From beginning to end, the bible emphasizes a realm of this world that humans are often ignorant of, the supernatural realm. The book of Job illustrates the impact these spiritual forces can have upon any one person’s life. This book starts with Satan (literally translated as “the adversary”) challenging God’s omniscience. Satan believes that people only love God because they are compelled and under His protection. So, to prove this is not true, God removes His protection from the most righteous man in the land, Job, and allows Satan to have his way. Unfortunately, Job is unaware of this wager and believes he's become the victim of an unfortunate string of bad luck, or punished for his sins (both wrong). Paul reiterates the power evil spiritual forces have on earth in Ephesians 6: 12 (NIV), “For our struggle is not against flesh and blood, but against the rulers, against the authorities, against the powers of this dark world and against the spiritual forces of evil in the heavenly realms.”
4. A Fallen Creation.
However literally or figuratively one chooses to interpret Genesis, it’s clear that things changed drastically after Adam and Eve ate the apple (the Fall).
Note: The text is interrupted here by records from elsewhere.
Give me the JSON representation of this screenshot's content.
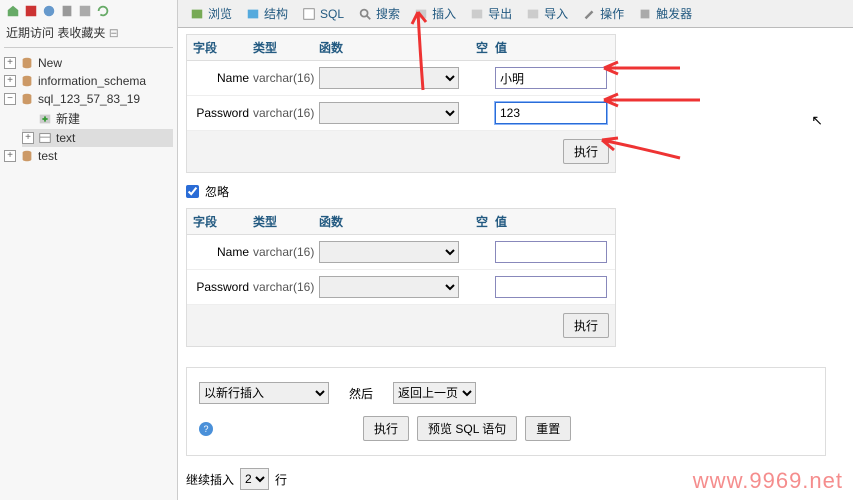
{
  "sidebar": {
    "recent_label": "近期访问",
    "fav_label": "表收藏夹",
    "nodes": [
      {
        "label": "New",
        "expand": "+"
      },
      {
        "label": "information_schema",
        "expand": "+"
      },
      {
        "label": "sql_123_57_83_19",
        "expand": "−",
        "children": [
          {
            "label": "新建",
            "icon": "new"
          },
          {
            "label": "text",
            "selected": true,
            "expand": "+"
          }
        ]
      },
      {
        "label": "test",
        "expand": "+"
      }
    ]
  },
  "toolbar": [
    {
      "icon": "browse",
      "label": "浏览"
    },
    {
      "icon": "struct",
      "label": "结构"
    },
    {
      "icon": "sql",
      "label": "SQL"
    },
    {
      "icon": "search",
      "label": "搜索"
    },
    {
      "icon": "insert",
      "label": "插入"
    },
    {
      "icon": "export",
      "label": "导出"
    },
    {
      "icon": "import",
      "label": "导入"
    },
    {
      "icon": "ops",
      "label": "操作"
    },
    {
      "icon": "trigger",
      "label": "触发器"
    }
  ],
  "table_headers": {
    "field": "字段",
    "type": "类型",
    "func": "函数",
    "null": "空",
    "value": "值"
  },
  "form1": {
    "rows": [
      {
        "field": "Name",
        "type": "varchar(16)",
        "value": "小明"
      },
      {
        "field": "Password",
        "type": "varchar(16)",
        "value": "123",
        "focused": true
      }
    ],
    "execute": "执行"
  },
  "ignore": {
    "checked": true,
    "label": "忽略"
  },
  "form2": {
    "rows": [
      {
        "field": "Name",
        "type": "varchar(16)",
        "value": ""
      },
      {
        "field": "Password",
        "type": "varchar(16)",
        "value": ""
      }
    ],
    "execute": "执行"
  },
  "bottom": {
    "insert_as": "以新行插入",
    "then_label": "然后",
    "then_value": "返回上一页",
    "execute": "执行",
    "preview": "预览 SQL 语句",
    "reset": "重置"
  },
  "footer": {
    "continue_label": "继续插入",
    "count": "2",
    "rows": "行"
  },
  "watermark": "www.9969.net"
}
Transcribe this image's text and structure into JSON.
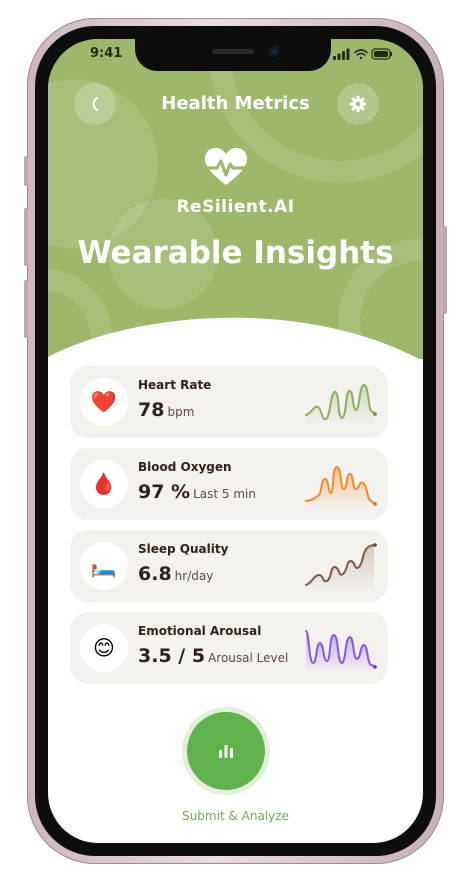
{
  "status_bar": {
    "time": "9:41"
  },
  "header": {
    "title": "Health Metrics",
    "back_icon": "chevron-left-icon",
    "settings_icon": "gear-icon"
  },
  "brand": {
    "name": "ReSilient.AI",
    "logo_icon": "heart-pulse-icon"
  },
  "hero": {
    "title": "Wearable Insights"
  },
  "colors": {
    "hero_green": "#9db86b",
    "button_green": "#5fb34a",
    "card_bg": "#f4f2ef",
    "heart_line": "#8dae5c",
    "oxygen_line": "#f08a2e",
    "sleep_line": "#7a5a44",
    "arousal_line": "#8b56e6"
  },
  "metrics": [
    {
      "label": "Heart Rate",
      "value": "78",
      "unit": "bpm",
      "icon": "red-heart-emoji"
    },
    {
      "label": "Blood Oxygen",
      "value": "97 %",
      "unit": "Last 5 min",
      "icon": "blood-drop-emoji"
    },
    {
      "label": "Sleep Quality",
      "value": "6.8",
      "unit": "hr/day",
      "icon": "bed-emoji"
    },
    {
      "label": "Emotional Arousal",
      "value": "3.5 / 5",
      "unit": "Arousal Level",
      "icon": "smiling-face-emoji"
    }
  ],
  "action": {
    "label": "Submit & Analyze",
    "icon": "bar-chart-icon"
  }
}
Not only does sin enter the world, but creation becomes fundamentally flawed. What God originally declared “good” is, at best, partially so. Sure we can go to Yellowstone National Park or view a sunset and witness God’s creative genius, but the effects of the Fall are also apparent in creation. Earthquakes, tsunamis, tornadoes, AIDS, Malaria, the food chain, etc. all weren’t created by God, but instead entered the world as a result of the Fall. In Romans Paul emphasizes this, yearning for a day when creation will be liberated, like all of humanity, “We know the whole creation has been groaning as in the pains of childbirth right up to the present time.” (Romans 8:22 NIV).
So, if we factor in these four variables when considering why future events occur, whether these be, earthquakes, brushing our teeth, or cancer, can we conclusively say “everything happens for a reason?” Maybe, in a cause-effect sort of way. But to say that God is behind every event in our lives is simply wrong. I’m sorry, but God was not responsible for my Aunt’s cancer, nor is he responsible for Mary’s brother’s pancreatic cancer. The Jesus who was crucified for those who murdered him does not afflict people with cancer to teach a lesson.
I don’t know why my Aunt Lugene got cancer. The variables are too complex and many to determine a cause. My guess is that it was a combination of a fallen creation and evil spiritual forces. The only thing I can know for sure is that God had nothing to do with it. From this point forward I have to rest in the knowledge of God’s perfect omniscience, “And we know that in all things [good and evil] God works for the good of those who love him, who have been called according to his purpose,” (Romans 8: 28). It will be interesting to see the good God weaves out of my Aunt’s tragic death.
For an excellent in-depth study on this topic I’d recommend Is God To Blame? Beyond Pat Answers To the Problem of Suffering by Greg Boyd. It has been very helpful for my family in the days since my Aunt’s death.